Prostate schistosomiasis can have a varied presentation. Since one of the index cases had clinical findings while the other biochemical finding suggestive of prostate cancer. Hence, prostate schistosomiasis is a diagnosis of exclusion. The significance of unrecognized prostate schistosomiasis is the attendant pathological changes caused in the prostate leading to bladder neck stenosis, BOO, and eventually obstructive nephropathy. We advocate for early decision and surgical treatment particularly minimally invasive like TURP, especially where facilities are available. The open surgical intervention in these patients may be fraught with difficulties due to background myofibrous prostate stroma as demonstrated in Figs. 1 and 2.
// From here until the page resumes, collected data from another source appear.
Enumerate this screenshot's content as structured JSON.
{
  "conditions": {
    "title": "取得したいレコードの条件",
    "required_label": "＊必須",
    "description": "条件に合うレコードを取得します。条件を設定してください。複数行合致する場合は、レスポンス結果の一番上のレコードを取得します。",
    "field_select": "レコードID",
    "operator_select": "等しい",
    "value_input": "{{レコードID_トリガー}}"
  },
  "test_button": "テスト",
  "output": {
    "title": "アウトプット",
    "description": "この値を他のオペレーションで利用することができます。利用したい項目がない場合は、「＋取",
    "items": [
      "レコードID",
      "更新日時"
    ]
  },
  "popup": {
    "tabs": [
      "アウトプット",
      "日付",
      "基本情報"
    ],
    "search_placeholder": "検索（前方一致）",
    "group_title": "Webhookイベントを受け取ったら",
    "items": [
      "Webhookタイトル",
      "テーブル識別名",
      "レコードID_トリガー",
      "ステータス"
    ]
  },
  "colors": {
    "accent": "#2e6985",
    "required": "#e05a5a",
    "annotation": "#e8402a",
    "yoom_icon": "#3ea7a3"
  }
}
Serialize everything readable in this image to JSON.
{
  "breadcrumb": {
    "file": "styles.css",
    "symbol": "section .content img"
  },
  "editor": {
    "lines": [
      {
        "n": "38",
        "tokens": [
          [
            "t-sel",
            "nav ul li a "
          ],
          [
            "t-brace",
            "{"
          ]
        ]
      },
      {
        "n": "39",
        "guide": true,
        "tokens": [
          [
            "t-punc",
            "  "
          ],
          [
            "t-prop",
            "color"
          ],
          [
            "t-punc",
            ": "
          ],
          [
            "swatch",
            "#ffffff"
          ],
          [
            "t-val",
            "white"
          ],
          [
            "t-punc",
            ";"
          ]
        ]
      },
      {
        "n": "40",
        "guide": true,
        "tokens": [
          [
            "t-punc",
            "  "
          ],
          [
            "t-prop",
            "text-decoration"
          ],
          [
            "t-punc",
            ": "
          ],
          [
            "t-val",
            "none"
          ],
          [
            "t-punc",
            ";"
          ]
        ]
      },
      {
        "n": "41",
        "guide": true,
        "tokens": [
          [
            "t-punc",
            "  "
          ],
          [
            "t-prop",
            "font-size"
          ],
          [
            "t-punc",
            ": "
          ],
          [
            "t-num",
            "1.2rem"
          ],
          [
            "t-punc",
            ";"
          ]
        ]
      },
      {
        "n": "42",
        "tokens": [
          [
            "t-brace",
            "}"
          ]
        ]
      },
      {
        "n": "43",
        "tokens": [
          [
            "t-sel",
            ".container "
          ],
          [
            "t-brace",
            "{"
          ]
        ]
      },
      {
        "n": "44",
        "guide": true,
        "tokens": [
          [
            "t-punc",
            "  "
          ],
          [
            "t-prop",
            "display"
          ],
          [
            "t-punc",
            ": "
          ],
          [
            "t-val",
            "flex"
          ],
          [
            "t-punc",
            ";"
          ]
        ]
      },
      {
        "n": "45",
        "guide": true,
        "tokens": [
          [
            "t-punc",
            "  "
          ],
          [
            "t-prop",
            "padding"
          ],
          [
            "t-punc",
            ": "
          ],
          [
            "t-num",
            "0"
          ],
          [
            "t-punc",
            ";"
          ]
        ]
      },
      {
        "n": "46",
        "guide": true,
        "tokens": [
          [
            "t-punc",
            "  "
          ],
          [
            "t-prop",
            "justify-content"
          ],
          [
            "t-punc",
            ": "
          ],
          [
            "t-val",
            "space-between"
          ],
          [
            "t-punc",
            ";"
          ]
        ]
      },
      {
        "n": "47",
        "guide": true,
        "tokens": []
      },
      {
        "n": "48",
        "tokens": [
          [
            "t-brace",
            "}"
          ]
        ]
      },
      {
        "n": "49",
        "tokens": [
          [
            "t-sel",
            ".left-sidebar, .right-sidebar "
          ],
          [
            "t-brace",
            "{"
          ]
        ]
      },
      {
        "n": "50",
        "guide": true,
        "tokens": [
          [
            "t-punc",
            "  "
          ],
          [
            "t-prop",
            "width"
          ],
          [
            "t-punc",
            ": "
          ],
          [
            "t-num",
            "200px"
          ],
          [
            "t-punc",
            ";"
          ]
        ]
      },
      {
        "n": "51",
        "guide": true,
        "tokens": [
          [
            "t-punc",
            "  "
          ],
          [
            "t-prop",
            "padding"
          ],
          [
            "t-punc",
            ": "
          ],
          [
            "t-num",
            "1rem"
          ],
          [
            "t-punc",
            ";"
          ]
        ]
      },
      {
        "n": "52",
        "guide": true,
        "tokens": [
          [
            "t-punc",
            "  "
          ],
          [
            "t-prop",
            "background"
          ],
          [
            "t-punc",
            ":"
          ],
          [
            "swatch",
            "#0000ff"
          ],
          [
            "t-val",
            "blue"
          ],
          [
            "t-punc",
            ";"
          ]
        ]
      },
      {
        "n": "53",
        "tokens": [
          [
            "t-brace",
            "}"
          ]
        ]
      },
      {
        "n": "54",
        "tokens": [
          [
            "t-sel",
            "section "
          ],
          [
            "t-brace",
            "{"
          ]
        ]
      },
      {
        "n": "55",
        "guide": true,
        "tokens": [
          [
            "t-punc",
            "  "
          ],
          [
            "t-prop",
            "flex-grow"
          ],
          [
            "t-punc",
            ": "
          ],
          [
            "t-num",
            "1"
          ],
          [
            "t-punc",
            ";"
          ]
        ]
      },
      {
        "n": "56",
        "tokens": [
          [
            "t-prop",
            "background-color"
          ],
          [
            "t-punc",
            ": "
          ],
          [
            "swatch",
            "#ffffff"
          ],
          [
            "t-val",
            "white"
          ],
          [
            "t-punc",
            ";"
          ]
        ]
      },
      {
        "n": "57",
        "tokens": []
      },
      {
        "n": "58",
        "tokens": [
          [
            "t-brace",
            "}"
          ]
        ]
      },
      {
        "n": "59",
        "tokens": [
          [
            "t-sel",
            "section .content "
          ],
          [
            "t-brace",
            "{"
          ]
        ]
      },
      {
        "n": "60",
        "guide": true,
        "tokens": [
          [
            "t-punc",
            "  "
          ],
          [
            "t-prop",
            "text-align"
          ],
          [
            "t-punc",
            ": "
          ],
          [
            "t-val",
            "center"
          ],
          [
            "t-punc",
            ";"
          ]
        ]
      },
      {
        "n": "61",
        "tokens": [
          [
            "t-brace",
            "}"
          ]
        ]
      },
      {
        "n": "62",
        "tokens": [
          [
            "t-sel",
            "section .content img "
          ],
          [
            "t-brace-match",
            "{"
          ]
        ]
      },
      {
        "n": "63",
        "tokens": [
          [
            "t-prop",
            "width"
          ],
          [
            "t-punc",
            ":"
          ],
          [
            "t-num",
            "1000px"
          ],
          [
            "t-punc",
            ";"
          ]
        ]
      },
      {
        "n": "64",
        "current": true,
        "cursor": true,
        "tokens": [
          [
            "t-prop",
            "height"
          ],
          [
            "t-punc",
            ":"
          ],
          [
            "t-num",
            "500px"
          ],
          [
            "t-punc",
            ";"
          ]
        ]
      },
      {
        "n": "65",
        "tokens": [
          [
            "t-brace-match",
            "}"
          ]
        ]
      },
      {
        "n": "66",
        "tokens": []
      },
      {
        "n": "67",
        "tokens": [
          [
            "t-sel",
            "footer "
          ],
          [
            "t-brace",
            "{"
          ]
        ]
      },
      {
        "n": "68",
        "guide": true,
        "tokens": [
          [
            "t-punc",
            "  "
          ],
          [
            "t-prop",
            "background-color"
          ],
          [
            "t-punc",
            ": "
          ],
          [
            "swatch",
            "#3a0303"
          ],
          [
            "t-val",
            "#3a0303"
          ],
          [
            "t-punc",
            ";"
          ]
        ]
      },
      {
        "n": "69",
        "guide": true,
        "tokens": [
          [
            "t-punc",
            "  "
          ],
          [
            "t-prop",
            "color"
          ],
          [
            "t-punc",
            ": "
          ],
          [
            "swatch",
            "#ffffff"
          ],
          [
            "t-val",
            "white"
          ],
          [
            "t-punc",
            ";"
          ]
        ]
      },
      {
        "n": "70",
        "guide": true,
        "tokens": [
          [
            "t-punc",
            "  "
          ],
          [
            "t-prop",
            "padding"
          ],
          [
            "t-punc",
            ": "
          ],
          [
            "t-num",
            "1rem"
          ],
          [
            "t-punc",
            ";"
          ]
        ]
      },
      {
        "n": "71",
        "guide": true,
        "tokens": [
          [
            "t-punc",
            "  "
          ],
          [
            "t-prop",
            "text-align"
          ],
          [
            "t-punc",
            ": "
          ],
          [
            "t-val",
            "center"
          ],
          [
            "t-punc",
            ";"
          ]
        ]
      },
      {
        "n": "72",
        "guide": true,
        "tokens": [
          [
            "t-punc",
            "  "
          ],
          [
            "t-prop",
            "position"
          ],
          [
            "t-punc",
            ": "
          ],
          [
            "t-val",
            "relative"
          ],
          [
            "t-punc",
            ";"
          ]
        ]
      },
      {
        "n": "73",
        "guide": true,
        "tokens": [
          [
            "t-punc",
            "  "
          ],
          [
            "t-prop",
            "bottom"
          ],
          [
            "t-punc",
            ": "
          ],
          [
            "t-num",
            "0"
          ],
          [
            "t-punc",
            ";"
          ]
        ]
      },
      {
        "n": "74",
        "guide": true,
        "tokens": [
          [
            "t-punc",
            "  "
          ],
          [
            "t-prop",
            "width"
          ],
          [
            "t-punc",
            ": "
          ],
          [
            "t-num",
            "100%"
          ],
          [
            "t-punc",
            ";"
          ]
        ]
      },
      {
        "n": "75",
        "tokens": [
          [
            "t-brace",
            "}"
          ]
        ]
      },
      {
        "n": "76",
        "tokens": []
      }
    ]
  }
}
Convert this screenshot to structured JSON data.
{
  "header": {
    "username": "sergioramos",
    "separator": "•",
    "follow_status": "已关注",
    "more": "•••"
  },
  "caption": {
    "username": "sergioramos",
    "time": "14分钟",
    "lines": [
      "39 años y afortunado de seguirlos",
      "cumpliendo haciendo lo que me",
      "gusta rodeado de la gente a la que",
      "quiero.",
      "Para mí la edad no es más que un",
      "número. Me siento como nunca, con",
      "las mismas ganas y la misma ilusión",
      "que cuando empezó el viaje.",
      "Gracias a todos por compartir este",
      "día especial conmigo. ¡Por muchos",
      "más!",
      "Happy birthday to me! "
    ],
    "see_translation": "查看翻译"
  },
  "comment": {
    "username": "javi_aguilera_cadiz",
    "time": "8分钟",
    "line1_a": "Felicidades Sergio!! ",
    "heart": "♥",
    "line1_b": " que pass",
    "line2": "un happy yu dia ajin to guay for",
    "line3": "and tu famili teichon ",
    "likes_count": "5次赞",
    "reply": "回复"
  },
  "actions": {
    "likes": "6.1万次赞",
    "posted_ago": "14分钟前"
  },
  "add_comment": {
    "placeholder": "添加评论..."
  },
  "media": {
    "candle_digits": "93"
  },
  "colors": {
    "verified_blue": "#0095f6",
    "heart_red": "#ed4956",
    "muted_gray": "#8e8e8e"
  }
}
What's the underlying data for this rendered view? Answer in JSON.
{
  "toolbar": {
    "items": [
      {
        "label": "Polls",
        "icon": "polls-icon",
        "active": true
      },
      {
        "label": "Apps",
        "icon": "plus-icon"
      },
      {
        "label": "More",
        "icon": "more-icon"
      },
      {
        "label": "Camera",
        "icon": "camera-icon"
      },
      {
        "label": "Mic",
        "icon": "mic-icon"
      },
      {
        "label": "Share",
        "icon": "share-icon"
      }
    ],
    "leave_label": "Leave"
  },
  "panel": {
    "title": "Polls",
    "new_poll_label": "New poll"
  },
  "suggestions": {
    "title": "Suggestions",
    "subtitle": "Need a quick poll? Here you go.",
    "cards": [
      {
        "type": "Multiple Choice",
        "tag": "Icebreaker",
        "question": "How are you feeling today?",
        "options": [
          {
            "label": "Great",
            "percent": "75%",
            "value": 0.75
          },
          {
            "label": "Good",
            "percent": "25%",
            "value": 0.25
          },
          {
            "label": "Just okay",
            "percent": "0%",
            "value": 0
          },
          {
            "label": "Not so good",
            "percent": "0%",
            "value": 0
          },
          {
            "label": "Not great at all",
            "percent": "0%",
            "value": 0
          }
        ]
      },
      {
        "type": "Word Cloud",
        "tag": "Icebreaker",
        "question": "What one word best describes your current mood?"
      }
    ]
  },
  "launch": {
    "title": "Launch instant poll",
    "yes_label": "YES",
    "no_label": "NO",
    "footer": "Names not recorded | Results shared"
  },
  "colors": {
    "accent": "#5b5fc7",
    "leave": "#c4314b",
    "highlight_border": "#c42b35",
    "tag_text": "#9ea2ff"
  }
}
Sokoto is endemic for urinary schistosomiasis (Singh et al. 2016). It may explain the high burden of urological conditions associated with schistosomal endemicity here, such as upper tract calculi, lower ureteric obstruction post-schistosomal lower ureteral fibrosis, and bladder cancer of squamous histologic preponderance (Mungadi and Malami 2007; Aminu et al. 2014; Mungadi and Khalid 2021). Probably, a good number of these cases of prostate schistosomiasis may go undiagnosed since not all patients treated for LUTS due to BPE medically or at times surgically have the benefit of the histologic diagnosis. Also, in chronic stage schistosomiasis, Schistosoma ova may not be seen. Therefore, a high index of suspicion is required by the urologist practicing in a schistosomal endemic environment to exclude schistosomiasis of the prostate as a differential diagnosis of patients presenting with LUTS or BOO.

Conclusions

Schistosomiasis is a chronic inflammatory disease. Prostate involvement may present a diagnostic dilemma due to its varied clinical features and biochemical changes. Thus, it may mimic the clinical presentation of the dreadful disease of the prostate. Despite endemicity of schistosomiasis in our environment, prostate schistosomiasis may probably be rare or its diagnosis is often not suspected or missed during patient’s evaluation for LUTS. Its coexistence with benign prostatic hyperplasia may compound the manifestation of LUTS in these patients leading to challenges in management. Therefore, a high index of suspicion as well as clinical and histopathological findings is required to arrive at this diagnosis, especially for the urologist practicing in an endemic area.